Ghibah adalah menyebut sesuatu yang saudaranya benci jika mendengarnya ketika saudaranya sedang tidak ada di majelis itu[1] misalnya aib fisik atau keluarganya.
Meskipun ghibah adalah fakta tetapi termasuk dosa besar sebagaimana makan bangkai saudaranya[2], jika kebohongan maka termasuk fitnah
Ghibah tidak mesti dengan ucapan, bisa juga dengan isyarat, misalnya isyarat tangan, kedipan mata ekspresi wajah[3]
Jika sudah terlanjur melakukan ghibah kepada saudaranya maka cara bertaubatnya dengan rincian berikut:
[1] Jika ghibah tersebut sudah tersebar luas dan diketahui oleh saudaranya
Maka meminta maaf langsung kepada saudaranya.
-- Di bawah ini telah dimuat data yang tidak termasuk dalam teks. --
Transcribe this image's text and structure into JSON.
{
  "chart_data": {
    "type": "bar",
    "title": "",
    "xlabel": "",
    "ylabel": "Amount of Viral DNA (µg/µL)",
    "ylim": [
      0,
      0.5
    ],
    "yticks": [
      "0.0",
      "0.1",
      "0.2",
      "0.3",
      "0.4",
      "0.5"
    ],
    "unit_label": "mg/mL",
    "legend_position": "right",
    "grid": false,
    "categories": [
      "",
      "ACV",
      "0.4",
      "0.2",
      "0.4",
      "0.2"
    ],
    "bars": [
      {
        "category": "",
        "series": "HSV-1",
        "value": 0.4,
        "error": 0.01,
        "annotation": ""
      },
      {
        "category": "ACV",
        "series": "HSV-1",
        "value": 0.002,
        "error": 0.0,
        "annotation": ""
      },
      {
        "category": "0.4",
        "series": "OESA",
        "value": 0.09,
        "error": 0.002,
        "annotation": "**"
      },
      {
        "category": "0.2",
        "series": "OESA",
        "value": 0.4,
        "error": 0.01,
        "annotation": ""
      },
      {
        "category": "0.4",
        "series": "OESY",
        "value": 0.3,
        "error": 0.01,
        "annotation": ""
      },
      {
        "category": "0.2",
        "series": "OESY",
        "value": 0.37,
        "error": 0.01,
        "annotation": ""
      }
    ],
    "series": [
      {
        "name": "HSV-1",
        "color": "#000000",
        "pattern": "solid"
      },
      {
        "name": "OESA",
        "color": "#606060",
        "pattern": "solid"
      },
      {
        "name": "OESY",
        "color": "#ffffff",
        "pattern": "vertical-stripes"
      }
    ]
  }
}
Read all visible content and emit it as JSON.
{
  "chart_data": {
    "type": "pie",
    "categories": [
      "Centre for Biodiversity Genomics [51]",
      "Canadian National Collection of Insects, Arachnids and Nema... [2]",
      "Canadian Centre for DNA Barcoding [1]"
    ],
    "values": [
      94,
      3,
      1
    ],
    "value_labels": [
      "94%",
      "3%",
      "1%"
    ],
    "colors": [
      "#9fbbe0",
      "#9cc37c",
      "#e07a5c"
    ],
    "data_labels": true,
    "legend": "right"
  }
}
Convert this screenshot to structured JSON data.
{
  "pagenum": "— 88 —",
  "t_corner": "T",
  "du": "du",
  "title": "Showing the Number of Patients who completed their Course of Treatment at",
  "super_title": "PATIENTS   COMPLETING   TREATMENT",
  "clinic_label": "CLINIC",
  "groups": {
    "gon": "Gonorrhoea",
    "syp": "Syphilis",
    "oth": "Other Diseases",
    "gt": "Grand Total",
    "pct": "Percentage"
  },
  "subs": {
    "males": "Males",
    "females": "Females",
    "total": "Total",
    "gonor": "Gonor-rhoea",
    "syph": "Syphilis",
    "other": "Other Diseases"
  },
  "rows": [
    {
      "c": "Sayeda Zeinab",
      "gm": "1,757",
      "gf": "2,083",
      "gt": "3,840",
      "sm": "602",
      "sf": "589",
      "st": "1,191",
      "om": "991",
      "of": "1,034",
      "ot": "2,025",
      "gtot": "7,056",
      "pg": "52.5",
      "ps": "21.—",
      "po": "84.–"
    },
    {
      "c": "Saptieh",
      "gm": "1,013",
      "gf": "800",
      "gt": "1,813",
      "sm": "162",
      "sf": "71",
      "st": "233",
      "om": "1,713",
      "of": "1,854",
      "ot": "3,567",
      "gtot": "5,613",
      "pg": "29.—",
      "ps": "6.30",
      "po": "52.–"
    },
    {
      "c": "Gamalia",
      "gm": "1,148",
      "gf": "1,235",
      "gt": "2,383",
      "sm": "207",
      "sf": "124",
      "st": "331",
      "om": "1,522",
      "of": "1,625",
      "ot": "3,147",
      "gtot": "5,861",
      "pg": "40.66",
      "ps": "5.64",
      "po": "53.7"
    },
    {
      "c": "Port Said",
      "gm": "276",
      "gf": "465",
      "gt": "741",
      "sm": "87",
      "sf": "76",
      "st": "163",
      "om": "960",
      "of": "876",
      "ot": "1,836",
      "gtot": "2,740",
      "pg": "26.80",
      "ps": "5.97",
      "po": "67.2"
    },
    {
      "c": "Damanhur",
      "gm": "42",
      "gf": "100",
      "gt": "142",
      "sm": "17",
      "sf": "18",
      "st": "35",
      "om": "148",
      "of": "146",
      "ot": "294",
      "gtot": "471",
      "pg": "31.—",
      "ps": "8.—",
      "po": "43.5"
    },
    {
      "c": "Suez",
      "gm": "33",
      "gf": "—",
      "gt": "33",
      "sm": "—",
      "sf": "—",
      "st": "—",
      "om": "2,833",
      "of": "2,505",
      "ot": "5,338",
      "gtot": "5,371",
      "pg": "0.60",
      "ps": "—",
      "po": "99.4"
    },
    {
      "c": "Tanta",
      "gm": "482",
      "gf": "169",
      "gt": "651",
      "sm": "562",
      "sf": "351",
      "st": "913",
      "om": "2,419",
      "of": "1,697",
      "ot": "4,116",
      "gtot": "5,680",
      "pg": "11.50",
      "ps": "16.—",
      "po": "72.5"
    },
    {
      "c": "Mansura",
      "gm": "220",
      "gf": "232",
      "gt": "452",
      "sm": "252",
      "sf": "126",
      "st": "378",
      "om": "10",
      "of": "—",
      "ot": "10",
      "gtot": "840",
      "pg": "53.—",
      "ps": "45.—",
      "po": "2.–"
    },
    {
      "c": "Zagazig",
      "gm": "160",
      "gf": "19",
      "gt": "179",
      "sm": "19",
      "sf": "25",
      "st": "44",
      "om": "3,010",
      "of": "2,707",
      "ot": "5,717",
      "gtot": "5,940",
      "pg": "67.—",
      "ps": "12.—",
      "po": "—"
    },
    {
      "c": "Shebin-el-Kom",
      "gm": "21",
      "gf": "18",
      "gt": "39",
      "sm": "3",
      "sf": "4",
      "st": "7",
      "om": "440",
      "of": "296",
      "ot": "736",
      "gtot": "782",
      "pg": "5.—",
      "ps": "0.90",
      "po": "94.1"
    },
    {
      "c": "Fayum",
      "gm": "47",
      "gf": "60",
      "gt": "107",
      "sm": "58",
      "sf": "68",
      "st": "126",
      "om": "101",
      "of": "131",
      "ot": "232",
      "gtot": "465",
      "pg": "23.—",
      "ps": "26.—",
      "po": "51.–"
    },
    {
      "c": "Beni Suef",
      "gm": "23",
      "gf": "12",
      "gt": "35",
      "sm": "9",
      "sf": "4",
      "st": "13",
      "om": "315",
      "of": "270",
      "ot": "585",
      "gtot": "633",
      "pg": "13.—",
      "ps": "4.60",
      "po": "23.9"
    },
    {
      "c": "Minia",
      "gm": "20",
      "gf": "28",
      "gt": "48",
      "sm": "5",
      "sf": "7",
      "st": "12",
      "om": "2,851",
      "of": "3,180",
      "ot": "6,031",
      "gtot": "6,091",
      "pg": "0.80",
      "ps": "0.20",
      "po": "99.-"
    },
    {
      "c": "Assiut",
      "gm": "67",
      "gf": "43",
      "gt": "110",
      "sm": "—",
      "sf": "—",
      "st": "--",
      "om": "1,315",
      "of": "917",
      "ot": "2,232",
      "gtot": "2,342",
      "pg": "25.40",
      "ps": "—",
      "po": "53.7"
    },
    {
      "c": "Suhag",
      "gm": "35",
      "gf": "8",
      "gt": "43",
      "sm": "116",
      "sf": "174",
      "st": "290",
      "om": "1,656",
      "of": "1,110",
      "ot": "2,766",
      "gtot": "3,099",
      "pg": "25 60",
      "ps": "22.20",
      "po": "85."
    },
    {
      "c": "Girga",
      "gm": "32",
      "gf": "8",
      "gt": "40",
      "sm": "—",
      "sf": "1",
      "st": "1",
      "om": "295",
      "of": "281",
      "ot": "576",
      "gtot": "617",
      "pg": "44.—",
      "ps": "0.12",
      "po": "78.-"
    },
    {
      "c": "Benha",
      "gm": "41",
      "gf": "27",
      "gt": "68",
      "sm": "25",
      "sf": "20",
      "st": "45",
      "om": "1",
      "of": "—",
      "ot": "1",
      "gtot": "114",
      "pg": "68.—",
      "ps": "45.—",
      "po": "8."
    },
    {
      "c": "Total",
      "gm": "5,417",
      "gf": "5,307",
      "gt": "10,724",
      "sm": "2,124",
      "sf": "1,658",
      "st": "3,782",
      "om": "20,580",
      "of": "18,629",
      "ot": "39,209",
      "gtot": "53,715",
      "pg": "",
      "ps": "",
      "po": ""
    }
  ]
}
Artinya saudaranya sudah tahu ialah pelaku ghibah tersebut, karena dosa sesama manusia tidak akan terhapus kecuali kita meminta dimaafkan[4]
Kemudian sebutkan kebaikan-kebaikan orang yang dighibahi tadi di majelis yang ia ghibahi[5]
[2] Jika ghibah belum tersebar dan belum diketahui oleh saudaranya
Ada dua pendapat ulama:
Pertama: Jika dighibahi terkenal sebagai pemaaf dan baik, maka tetap meminta maaf dan menjelaskan kita telah melakukan ghibah
Kedua: Tidak perlu meminta maaf, tetapi memohonkan ampun untuknya[6] dan menyebut kebaikannya
Pendapat terkuat adalah pendapat kedua TIDAK PERLU meminta maaf inilah yang dijelaskan oleh syaikh Islam Ibnu Taimiyyah, beliau berkata:
أصحهما أنه لا يعلمه أني اغتبتك
“Pendapat terkuat dari dua pendapat adalah tidak perlu memberitahukannya bahwa “aku telah menghibahimu”[7]
Dengan alasan:
1) Meskipun dia terkenal pemaaaf, jika tahu telah dighibahi bisa jadi ia marah karena beratnya aib pada ghibah tersebut
2) Akan menimbul perasaan “tidak enak” atau bahkan permusahan
3) Akan menimbulkan buruk sangka “jangan-jangan ada ghibah lainnya yang ia lakukan” atau “orang ini sering menghibahi aku”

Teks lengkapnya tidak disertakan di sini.